Hollandais virevoltants

La dernière soirée de la saison, du moins de l’abonnement (il peut toujours y avoir du rab, sait-on jamais), aura été son paroxysme. Il faut dire que le NDT aide toujours pour avoir une soirée de danse de qualité. Avec le concours d’une triplette de chorégraphes exceptionnels, on obtient une extraordinaire soirée à Chaillot.

Le premier Sol Leon/Paul Lightfoot, ancien couple de danseurs de la compagnie, a monté « Safe as Houses » sur un patchwork de Bach et avec l’idée fort originale d’une grande porte blanche qui tourne, divisant toute la scène, ne laissant qu’une maigre blanche noire devant pour en réchapper. Les danseurs apparaissent par magie (ou plus simplement et visuellement par les côtés), et l’astuce (de passer sous le rideau mural du fond) marche tellement que l’effet de surprise est total pendant un bon bout des 33 minutes. La scène blanche (avec du noir qui dégouline en hauteur), devenant entièrement noir à la toute fin, sert de fond pour trois danseurs noirs et les autres blancs (dont un noir), qui jouent donc avec le mur tournoyant, plus ou moins vite, avec une grammaire chorégraphique qui achève de rendre le tout génial.

À l’entracte, on se dit que ça va être compliqué d’enchaîner ; mais que Crystal Pite ne peut pas être le plus mauvais choix. « In the event » commence avec une sorte de situation d’accident, avec massage cardiaque d’une danseuse-victime, le groupe de danseurs derrière, en mouvements saccadés. Le stop motion est le thème des 23 minutes de chorégraphies à l’effet sculptural, aux jeux de lumière bluffants, surtout avec les séquences de foudre qui fendent l’ensemble fort noir, qui finit par boucler mais avec le seul protagoniste sauveteur, effectuant son massage cardiaque dans le vide, alors que la musique d’Owen Belton (interprétation Jan Schouten) s’achève. Impressionnant.

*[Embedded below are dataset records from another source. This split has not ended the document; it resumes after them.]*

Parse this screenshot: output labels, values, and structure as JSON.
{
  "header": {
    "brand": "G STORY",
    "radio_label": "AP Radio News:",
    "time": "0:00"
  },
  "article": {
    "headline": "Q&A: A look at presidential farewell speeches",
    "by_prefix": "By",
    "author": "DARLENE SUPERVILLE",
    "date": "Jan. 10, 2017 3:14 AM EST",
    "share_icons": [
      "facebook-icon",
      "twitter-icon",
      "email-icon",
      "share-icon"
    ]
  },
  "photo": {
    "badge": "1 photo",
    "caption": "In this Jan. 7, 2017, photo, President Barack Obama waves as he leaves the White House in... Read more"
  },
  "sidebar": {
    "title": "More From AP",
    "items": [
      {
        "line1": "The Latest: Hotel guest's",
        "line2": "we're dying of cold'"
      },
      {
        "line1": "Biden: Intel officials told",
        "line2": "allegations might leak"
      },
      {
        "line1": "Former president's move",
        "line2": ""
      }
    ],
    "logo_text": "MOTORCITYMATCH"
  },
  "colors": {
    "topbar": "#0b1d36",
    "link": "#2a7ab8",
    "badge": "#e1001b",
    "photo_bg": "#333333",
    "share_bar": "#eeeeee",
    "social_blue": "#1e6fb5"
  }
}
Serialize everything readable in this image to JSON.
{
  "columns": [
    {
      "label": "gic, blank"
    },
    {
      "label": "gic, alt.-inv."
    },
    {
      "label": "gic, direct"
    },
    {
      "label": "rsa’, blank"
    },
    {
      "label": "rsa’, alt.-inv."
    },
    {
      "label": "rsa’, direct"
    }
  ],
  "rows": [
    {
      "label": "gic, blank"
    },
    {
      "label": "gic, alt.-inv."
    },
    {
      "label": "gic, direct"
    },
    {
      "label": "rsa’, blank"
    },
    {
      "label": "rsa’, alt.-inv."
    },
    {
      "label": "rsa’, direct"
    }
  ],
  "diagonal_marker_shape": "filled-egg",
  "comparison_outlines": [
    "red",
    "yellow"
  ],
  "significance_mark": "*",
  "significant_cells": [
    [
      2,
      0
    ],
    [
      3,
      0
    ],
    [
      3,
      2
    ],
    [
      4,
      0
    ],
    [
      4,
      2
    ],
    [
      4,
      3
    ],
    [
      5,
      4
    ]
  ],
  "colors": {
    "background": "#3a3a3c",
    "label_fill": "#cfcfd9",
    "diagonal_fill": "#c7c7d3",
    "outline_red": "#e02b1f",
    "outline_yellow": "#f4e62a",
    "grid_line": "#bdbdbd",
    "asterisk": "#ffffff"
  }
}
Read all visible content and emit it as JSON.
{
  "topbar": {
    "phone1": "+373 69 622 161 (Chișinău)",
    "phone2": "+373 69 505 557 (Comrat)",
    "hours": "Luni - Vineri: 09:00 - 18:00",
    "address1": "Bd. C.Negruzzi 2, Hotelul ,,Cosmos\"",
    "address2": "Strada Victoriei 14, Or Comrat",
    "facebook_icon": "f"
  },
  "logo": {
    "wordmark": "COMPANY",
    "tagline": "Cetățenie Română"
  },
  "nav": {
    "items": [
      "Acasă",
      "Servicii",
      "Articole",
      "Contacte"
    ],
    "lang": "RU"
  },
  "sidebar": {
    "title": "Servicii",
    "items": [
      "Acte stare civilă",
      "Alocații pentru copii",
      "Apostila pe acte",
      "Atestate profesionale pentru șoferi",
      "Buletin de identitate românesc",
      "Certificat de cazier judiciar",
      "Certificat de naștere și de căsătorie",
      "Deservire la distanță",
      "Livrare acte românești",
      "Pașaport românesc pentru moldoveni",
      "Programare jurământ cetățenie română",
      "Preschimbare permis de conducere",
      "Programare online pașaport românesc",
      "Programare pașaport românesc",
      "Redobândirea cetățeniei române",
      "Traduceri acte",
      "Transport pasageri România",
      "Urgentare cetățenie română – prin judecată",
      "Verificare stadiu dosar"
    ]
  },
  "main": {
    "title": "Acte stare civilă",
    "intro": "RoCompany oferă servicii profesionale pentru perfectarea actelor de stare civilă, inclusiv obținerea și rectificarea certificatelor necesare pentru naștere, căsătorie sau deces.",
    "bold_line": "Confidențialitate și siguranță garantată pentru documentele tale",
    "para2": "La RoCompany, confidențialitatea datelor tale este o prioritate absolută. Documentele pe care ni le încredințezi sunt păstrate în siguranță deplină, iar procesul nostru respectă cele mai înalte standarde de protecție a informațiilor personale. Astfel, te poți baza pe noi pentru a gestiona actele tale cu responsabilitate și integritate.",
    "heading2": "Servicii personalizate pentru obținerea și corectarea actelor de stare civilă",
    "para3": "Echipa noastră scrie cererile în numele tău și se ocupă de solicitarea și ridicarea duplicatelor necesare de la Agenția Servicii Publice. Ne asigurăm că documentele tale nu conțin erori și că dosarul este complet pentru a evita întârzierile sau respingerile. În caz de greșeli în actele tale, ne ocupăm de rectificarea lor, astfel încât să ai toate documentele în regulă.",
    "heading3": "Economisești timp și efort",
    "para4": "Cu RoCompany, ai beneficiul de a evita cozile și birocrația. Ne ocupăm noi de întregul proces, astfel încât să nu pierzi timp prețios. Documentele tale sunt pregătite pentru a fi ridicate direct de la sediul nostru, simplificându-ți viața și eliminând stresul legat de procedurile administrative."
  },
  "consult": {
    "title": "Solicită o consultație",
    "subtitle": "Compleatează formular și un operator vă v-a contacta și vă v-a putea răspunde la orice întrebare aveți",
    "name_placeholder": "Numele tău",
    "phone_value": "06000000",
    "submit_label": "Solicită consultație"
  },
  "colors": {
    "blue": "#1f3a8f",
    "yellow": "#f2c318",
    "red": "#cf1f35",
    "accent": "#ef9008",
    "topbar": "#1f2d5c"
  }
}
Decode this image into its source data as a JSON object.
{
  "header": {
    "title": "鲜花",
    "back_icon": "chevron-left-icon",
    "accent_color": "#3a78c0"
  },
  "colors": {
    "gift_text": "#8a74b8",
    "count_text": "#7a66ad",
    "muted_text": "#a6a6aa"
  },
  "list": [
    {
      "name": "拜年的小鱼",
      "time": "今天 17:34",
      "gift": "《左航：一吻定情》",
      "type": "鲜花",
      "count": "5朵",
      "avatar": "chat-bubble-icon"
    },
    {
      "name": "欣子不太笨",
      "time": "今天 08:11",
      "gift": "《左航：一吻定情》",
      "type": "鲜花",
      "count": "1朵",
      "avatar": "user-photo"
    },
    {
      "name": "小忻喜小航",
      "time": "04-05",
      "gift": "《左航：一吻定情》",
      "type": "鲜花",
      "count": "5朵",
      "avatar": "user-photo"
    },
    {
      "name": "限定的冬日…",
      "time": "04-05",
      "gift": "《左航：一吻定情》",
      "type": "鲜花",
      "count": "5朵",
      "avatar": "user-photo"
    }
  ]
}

Après une dernière pause servant essentiellement à tenter d’aérer vaguement une salle plus que surchauffée, « Stop-Motion », à nouveau de Leon/Lightfoot (forcément présents aux saluts et copieusement applaudis), à nouveau 34 minutes, mais cette fois une ambiance radicalement différente : scène très noire, et en suspension côté cour, une projection de demoiselle gothique en grisaille effet 3D, généralement zoomée, qui finit par trouver un écho sur scène avec la même tenue en dentelle et très longue traîne. Danseurs complètement dingues, avec notamment un pas de deux incroyable, puis une séquence un peu étrange où les danseurs tirent un long tissu blanc en avant puis en arrière, recouvrant puis découvrant la scène. En réalité, ils ont laissé du sable (ce qui fait comprendre la projection du dessus, où il tombe comme dans un sablier), et le premier a s’y coller est notre ami le danseur à peau noire, toujours fantastique, surtout quand il se roule dedans : effet garanti, et alors que la musique de Max Richter soutient la note, une succession de frissons survient dans une salle surchauffée. Fantastique, vraiment.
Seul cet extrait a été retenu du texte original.